Halodoc Intelligent Digital Assistant adalah asisten AI dari Halodoc yang siap membantu menjawab pertanyaan kesehatan umum, kasih gambaran langkah awal, dan arahin kamu ke pilihan dokter yang sesuai dengan kebutuhan.

HILDA akan memandu kamu dalam memilih dokter spesialis yang tepat, menemukan obat yang dibutuhkan, dan menemukan layanan yang relevan.

HILDA dapat menjawab pertanyaan umum tentang Halodoc dan berbagi informasi kesehatan umum yang kamu butuhkan.

Hal yang perlu diingat, HILDA tidak digunakan untuk menggantikan saran medis dari dokter, ya.

Referensi:
American College of Obstetricians and Gynecologists (ACOG). Diakses pada 2024. Nutrition During Pregnancy.
Mayo Clinic. Diakses pada 2024. Pregnancy diet: Focus on these essential nutrients.
PubMed Central. Diakses pada 2024. Papaya (Carica papaya) consumption is unsafe in pregnancy: fact or fiction? Scientific evaluation of a common belief in some parts of Asia.
World Health Organization (WHO). Diakses pada 2024. WHO recommendations on antenatal care for a positive pregnancy experience.
Cleveland Clinic. Diakses pada 2024. What You Should and Shouldn’t Eat While Pregnant.

FAQ

1. Apakah boleh makan nanas matang saat hamil muda walau hanya sedikit?

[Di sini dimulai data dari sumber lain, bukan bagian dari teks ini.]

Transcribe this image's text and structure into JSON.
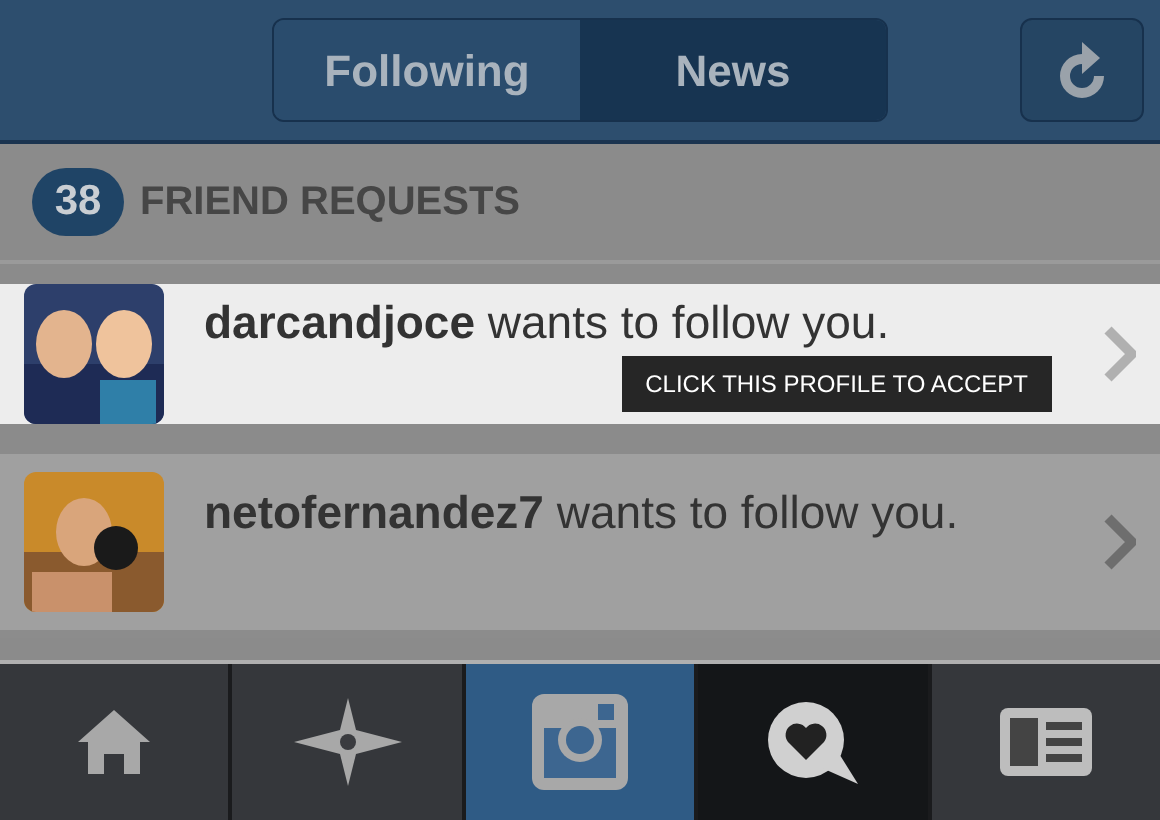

Secara medis, mengonsumsi satu atau dua potong kecil nanas matang segar sesekali umumnya tidak akan langsung memicu keguguran karena kandungan bromelainnya tidak cukup tinggi. Namun, untuk meminimalkan risiko sekecil apa pun, banyak dokter menyarankan untuk menghindarinya sama sekali, terutama bagian bonggol (tengah) nanas yang menyimpan bromelain paling tinggi.

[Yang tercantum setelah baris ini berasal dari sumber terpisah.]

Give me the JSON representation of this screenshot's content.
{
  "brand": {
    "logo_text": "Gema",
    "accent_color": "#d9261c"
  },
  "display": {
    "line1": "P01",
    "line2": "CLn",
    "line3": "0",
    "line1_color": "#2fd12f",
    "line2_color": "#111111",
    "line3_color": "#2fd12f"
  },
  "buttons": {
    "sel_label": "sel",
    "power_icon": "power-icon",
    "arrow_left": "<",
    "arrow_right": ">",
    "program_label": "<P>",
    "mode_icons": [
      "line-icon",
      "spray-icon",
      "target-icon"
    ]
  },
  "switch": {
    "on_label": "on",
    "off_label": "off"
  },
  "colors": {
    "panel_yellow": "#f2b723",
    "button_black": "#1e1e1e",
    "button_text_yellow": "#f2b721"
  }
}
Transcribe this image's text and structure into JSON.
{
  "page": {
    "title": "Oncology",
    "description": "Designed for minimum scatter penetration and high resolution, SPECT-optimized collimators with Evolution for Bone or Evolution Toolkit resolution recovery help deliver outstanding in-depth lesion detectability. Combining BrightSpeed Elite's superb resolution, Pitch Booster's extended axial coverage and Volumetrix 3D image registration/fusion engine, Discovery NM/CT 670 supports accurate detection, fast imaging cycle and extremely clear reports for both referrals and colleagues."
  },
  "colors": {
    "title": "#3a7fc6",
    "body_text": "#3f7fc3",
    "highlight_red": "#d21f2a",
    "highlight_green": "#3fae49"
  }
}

2. Bagaimana dengan pepaya yang sudah sangat matang dan manis, apakah aman?

Pepaya yang sudah benar-benar matang (daging buah lembek, warna oranye kemerahan merata) justru sangat baik dan aman untuk ibu hamil. Pepaya matang kaya akan serat, vitamin C, dan vitamin E yang bisa membantu mengatasi sembelit. Yang dilarang adalah pepaya mentah (hijau) atau setengah matang karena masih mengandung lateks aktif.

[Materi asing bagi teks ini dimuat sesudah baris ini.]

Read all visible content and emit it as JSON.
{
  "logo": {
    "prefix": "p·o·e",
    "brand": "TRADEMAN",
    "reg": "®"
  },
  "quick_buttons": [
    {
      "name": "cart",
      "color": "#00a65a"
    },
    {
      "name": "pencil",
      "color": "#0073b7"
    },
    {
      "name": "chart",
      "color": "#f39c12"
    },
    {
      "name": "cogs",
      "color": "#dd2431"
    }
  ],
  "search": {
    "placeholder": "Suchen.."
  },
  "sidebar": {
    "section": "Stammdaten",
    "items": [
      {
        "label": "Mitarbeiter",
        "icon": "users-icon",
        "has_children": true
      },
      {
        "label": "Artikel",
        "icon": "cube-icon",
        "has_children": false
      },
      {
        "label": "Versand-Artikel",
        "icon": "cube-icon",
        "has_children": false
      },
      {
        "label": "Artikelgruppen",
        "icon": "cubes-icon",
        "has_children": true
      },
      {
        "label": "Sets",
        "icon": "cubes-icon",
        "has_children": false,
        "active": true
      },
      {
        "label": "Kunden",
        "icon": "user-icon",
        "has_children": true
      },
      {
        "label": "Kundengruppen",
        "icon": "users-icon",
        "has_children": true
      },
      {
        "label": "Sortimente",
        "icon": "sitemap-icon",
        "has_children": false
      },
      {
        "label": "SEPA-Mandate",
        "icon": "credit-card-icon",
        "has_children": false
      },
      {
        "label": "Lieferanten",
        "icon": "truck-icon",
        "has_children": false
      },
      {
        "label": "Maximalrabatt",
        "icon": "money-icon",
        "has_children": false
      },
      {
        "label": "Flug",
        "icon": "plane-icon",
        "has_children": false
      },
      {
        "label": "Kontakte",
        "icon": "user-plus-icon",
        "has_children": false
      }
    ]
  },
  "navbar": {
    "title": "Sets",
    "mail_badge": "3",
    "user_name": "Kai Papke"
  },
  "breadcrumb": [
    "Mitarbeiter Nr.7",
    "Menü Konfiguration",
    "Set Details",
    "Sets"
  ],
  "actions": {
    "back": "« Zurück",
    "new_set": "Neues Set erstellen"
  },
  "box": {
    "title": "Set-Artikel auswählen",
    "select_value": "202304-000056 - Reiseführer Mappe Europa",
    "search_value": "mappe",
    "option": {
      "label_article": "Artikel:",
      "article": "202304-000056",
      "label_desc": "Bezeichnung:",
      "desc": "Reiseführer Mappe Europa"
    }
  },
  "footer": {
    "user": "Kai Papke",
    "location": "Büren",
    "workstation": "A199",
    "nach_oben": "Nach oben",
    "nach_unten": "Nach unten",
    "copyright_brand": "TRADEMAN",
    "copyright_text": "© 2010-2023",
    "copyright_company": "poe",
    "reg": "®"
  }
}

3. Apakah ibu hamil muda boleh makan durian?

Durian sebenarnya tidak secara langsung menyebabkan kontraksi rahim. Namun, durian memiliki kandungan gula dan karbohidrat yang sangat tinggi, serta dapat memicu produksi gas dan efek termogenik (panas) di perut. Mengingat perut ibu hamil muda sedang sangat sensitif, makan durian berisiko memicu kembung, begah, dan mual parah. Jika sangat ingin, batasi hanya 1-2 gigitan kecil saja.

4. Mitos atau fakta: Makan jeruk nipis bisa bikin rahim kering?

Itu adalah mitos murni. Konsumsi perasan jeruk nipis dalam jumlah wajar, misalnya dicampur ke dalam kuah soto atau teh hangat, sangat aman dan malah memberikan asupan vitamin C. Jeruk nipis tidak memiliki hubungan dengan organ reproduksi atau “rahim kering”. Namun, jika dikonsumsi terlalu asam saat perut kosong, hal ini bisa memicu naiknya asam lambung ibu hamil.